LIVING THE PART

        Skylight died, ember-light fading under violet cloud cast in west; shadow-shades of lighter violets in the east without contrast of the last of flame.  Light faded.  Night songs began sonorous and raising from the woods and waters: frogs in the shallows, cicadas in trees, early crickets in the fields.

        In tent beside, he listened to his sons; their talks of sports and what they dreamed to be when they grew up.  He listened to it all, absorbed the last of visions.  

        He was grateful for it all: the day, the living, the doing, the making and happening of experience.  It would not always be like this, and the knowing gifted present greater worth.  

        Late afternoon, his sons asked to camp.  He was tired—but it wouldn’t always be like this.  This he knew, and so they went: living moment and making memory while there and wanted.  

        He smoked a cigar as his boys settled into tent and sleeping bags.  Embers on cigar end lit brighter than the sky: light burning through column ash.  He knocked it away, and face of flame exposed.  He breathed the fire, felt it take, exhaling into cloud.  

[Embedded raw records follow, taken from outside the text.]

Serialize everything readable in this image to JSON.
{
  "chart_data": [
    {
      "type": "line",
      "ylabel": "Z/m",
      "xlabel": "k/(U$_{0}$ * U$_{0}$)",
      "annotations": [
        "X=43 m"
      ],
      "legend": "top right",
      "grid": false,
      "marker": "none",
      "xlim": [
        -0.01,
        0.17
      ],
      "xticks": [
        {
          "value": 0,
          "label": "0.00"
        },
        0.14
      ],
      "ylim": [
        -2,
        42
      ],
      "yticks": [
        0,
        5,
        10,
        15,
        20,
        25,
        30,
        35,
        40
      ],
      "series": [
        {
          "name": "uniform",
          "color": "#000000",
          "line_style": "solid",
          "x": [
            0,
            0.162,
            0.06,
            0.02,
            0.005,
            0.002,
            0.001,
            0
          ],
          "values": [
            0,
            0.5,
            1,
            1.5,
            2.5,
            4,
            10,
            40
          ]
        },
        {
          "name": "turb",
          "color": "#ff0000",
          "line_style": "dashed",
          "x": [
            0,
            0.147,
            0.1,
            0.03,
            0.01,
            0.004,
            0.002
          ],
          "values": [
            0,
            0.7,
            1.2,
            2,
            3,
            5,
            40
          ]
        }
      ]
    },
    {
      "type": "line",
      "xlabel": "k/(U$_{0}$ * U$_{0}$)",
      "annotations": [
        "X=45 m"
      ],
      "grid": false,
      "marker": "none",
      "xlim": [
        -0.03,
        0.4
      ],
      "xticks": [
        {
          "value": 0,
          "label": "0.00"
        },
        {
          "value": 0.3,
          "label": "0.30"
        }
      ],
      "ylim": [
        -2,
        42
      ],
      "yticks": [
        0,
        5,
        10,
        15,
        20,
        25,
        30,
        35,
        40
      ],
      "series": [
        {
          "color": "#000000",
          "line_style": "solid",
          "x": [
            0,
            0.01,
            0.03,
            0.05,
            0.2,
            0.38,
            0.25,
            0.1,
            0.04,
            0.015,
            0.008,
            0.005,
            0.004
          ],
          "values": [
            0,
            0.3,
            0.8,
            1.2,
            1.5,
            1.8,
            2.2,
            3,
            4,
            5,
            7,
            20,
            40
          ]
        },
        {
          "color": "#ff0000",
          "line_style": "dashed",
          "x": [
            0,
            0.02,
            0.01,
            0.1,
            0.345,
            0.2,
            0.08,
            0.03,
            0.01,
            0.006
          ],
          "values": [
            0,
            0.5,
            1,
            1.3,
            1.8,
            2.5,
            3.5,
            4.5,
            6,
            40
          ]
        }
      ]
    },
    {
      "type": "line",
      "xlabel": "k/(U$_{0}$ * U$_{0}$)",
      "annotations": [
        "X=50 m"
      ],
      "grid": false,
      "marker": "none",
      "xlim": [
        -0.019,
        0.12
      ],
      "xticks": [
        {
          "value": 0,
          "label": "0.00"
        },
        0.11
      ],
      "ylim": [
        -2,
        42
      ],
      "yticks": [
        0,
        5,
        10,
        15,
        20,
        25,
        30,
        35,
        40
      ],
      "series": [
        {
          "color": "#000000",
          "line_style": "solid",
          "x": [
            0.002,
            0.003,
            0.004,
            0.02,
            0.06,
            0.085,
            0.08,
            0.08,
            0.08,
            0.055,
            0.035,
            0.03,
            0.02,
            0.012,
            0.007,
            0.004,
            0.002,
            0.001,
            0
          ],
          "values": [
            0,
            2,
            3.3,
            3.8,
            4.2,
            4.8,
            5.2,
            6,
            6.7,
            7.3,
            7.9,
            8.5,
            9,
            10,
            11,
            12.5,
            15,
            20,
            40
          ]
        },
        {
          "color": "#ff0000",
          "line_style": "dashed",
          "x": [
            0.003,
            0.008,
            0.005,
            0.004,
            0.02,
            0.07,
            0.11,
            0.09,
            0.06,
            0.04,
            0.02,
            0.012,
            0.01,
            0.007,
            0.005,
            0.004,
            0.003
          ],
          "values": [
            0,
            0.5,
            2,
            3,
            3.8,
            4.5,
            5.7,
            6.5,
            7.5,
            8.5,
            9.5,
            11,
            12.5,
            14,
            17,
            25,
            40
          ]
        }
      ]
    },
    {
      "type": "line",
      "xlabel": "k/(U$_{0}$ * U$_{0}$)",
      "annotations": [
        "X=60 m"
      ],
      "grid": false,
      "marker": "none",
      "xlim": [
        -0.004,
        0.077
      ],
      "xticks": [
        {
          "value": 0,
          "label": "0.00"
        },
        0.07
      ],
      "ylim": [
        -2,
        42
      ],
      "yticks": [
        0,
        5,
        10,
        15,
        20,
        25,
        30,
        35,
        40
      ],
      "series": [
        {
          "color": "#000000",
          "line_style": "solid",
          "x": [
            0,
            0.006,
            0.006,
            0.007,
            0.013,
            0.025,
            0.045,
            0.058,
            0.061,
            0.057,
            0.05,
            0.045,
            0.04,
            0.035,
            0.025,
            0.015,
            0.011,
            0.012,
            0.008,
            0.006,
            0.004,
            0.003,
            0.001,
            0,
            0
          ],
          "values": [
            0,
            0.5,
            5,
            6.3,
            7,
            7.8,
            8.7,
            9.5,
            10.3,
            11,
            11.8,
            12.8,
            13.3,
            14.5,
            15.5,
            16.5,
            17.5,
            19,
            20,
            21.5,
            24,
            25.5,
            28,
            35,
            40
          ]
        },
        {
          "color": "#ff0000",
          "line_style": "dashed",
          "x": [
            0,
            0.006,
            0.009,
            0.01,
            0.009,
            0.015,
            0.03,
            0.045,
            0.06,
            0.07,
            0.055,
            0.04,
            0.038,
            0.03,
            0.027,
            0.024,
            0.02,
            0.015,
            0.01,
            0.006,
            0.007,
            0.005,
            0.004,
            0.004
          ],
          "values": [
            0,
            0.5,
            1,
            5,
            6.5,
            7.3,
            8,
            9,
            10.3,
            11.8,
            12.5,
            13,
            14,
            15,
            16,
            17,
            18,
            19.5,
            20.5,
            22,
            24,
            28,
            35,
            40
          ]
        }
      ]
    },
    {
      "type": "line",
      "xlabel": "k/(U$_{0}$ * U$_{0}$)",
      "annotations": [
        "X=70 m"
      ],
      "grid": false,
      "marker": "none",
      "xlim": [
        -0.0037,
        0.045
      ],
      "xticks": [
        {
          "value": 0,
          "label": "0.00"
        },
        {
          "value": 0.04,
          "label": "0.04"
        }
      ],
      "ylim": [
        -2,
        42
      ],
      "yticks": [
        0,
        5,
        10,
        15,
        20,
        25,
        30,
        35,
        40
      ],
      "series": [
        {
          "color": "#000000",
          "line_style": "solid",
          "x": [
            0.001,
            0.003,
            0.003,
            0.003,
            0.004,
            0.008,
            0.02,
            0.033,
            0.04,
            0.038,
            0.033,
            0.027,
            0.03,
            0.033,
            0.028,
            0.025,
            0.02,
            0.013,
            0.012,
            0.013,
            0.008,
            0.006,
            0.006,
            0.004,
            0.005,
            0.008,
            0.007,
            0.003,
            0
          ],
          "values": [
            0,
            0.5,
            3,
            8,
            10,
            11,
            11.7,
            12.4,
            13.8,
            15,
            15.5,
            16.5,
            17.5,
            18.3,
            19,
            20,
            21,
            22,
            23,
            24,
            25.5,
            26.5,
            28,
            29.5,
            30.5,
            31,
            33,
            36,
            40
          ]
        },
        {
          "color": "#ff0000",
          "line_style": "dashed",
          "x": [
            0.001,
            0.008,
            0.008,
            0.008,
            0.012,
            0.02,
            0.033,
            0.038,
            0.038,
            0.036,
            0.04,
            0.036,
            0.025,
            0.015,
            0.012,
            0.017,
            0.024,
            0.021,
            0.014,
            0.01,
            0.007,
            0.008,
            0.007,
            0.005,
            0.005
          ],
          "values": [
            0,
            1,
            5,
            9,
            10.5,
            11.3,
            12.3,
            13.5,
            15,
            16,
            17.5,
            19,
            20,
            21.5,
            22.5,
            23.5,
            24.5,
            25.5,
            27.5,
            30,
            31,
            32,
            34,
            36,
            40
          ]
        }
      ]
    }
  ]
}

        “Dad, are you almost done?” his youngest son asked.

        He was wanted, to be their companion, their guard.  

        It wouldn’t always be like this, but tonight it was.  He finished the cigar, drawing last of fire and flame then let it settle as the night.  

        It wouldn’t always be like this, but tonight it was; and so he went: becoming what they wished of him in present that would linger ever as a memory and story—of them, time and moment shared—living the part for which he was called.